To contend your first point, we are leaving out one major issue here, without which I would have to agree with you: people aren't born vegetarian/vegan, but they are born homosexual and can't help it. As such, the state MUST defend the rights of same-sex couples in this area, since these businesses are discriminating against them for the customers' natures. This is akin to not serving black people or Hispanics because of their race - their race is not something they can help. [Just as an aside, I included my challenge of P1 in my other arguments, as I felt the challenges also covered that point]
You tell me that I strengthen your argument when I say it is economically irrational not to serve same-sex couples because the business owners will refer them to another business. Well for this we have to assume that the business owner isn't actually against same-sex marriage, and therefore won't even refer them to someone else out of personal disapproval. But even aside from that, your argument here falls short. According to you, the same-sex couple will get served anyway if they are referred elsewhere, and therefore the economy isn't losing out as a whole because they are still going to end up paying for a ceremony. Therefore it is not economically irrational for anyone except the business who turned them away.
I need not make this conclusion long, because I feel it is fairly clear that same-sex marriage is not economically irrational, but rather the opposite. How could a new market opening for businesses be construed as irrational in economic terms? If we look at this argument solely with regards to rationality, then my argument stands, because there can be nothing more economically irrational than not serving your customers. However, while do agree to a certain extent with some of my opponent's arguments, this is only when I completely put aside how unacceptable it would be not to serve same-sex couples based on their sexuality, and the business owners' religion. By my opponent's argument and belief in liberalism, it should follow that he believes fundamentalist Muslims should be able to kill "infidel" and force women in the USA and Western world to wear burkas and hijabs because not doing so would be a violation of their conscience. Would my opponent agree that a Muslim business owner can refuse a Jew or Christian service, because they don't agree with their beliefs or lifestyle? I'm sorry, but that just isn't how liberalism works. We live in a secular society, where religious beliefs come after human nature and basic human and civil rights.

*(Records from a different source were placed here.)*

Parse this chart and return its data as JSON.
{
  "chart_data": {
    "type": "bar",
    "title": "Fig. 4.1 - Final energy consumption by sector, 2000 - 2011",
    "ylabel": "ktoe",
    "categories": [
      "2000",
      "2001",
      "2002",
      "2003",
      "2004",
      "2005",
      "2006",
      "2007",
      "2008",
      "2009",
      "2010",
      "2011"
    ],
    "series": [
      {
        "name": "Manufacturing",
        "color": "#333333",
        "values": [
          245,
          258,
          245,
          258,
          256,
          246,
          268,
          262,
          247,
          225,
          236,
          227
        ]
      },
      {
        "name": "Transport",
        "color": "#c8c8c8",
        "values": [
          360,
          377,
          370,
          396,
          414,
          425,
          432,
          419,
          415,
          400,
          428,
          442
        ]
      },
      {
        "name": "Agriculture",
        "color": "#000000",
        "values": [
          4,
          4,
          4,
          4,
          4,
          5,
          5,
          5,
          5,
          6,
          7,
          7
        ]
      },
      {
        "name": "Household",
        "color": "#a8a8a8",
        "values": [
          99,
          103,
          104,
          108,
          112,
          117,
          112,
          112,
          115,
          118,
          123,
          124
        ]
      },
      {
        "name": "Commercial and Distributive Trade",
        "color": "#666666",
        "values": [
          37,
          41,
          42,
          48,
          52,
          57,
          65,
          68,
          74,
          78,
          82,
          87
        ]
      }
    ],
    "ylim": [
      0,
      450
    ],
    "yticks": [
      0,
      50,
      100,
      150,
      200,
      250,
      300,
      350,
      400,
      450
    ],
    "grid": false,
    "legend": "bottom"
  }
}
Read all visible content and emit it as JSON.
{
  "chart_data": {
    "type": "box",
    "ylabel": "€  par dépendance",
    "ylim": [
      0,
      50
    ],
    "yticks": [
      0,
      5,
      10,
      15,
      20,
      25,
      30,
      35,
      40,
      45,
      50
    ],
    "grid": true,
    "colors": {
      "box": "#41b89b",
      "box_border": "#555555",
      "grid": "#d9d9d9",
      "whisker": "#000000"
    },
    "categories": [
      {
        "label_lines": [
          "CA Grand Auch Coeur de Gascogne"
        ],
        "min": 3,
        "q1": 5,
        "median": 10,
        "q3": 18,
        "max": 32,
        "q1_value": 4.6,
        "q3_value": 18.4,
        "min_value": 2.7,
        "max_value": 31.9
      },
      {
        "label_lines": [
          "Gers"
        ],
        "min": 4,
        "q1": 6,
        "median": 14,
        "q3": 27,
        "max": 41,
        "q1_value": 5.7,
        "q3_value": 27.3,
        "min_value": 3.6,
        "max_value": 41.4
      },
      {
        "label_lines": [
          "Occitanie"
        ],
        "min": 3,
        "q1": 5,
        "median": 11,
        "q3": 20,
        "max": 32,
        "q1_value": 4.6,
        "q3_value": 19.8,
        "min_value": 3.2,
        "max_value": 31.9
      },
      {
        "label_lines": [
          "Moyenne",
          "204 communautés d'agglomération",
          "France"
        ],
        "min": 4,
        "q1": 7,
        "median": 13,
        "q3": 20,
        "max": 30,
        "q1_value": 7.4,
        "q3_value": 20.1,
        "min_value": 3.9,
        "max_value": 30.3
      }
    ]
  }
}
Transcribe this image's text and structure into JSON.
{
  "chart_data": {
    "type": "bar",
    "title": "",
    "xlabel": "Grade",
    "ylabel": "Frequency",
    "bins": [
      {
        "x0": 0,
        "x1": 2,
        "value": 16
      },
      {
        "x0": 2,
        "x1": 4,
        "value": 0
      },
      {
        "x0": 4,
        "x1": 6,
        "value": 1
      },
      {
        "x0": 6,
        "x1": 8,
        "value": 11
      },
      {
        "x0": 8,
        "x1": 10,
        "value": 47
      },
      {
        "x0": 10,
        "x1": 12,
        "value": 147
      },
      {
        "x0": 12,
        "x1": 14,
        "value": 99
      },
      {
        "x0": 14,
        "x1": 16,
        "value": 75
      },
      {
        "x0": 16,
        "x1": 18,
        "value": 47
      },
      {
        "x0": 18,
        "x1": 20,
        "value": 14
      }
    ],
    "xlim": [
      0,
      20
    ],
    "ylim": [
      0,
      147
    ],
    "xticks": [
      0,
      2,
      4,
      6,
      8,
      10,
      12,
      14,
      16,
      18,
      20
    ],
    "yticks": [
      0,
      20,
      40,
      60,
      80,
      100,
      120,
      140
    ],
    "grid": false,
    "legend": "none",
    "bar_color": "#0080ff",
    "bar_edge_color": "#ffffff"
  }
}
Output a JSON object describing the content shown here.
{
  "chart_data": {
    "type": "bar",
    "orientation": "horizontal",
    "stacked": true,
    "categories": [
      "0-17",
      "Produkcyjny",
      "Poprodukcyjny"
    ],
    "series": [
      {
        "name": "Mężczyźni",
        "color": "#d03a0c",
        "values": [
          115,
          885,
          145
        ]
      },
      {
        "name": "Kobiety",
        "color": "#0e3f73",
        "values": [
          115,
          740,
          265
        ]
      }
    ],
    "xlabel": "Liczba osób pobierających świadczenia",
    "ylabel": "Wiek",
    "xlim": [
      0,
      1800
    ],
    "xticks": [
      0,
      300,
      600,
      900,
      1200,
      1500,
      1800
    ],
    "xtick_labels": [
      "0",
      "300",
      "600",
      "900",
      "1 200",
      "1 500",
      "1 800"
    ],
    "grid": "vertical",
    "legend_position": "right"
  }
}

There is no protection within the Constitution of the rights of religious people to refuse service to same-sex couples. The First Amendment states "Congress shall make no law respecting an establishment of religion" - the USA is an inherently secular society. This clause in the Constitution guarantees the separation of Church and State, in my belief, for reasons such as this - not same-sex marriage specifically, but rather to strike down religion when human rights come into conflict with religion. Instead, refusing service to the LGBT community is in abridgement of the Fifth Amendment.
So to conclude, aside from being against political liberalism, basic freedom of expression and speech and just generally discriminatory and homophobic, it is undoubtedly economically irrational to refuse service to same-sex couples for the reasons I have argued above. There is nothing rational about rejecting a bigger market as a business owner, which will result in more money going into the economy. It's really that simple.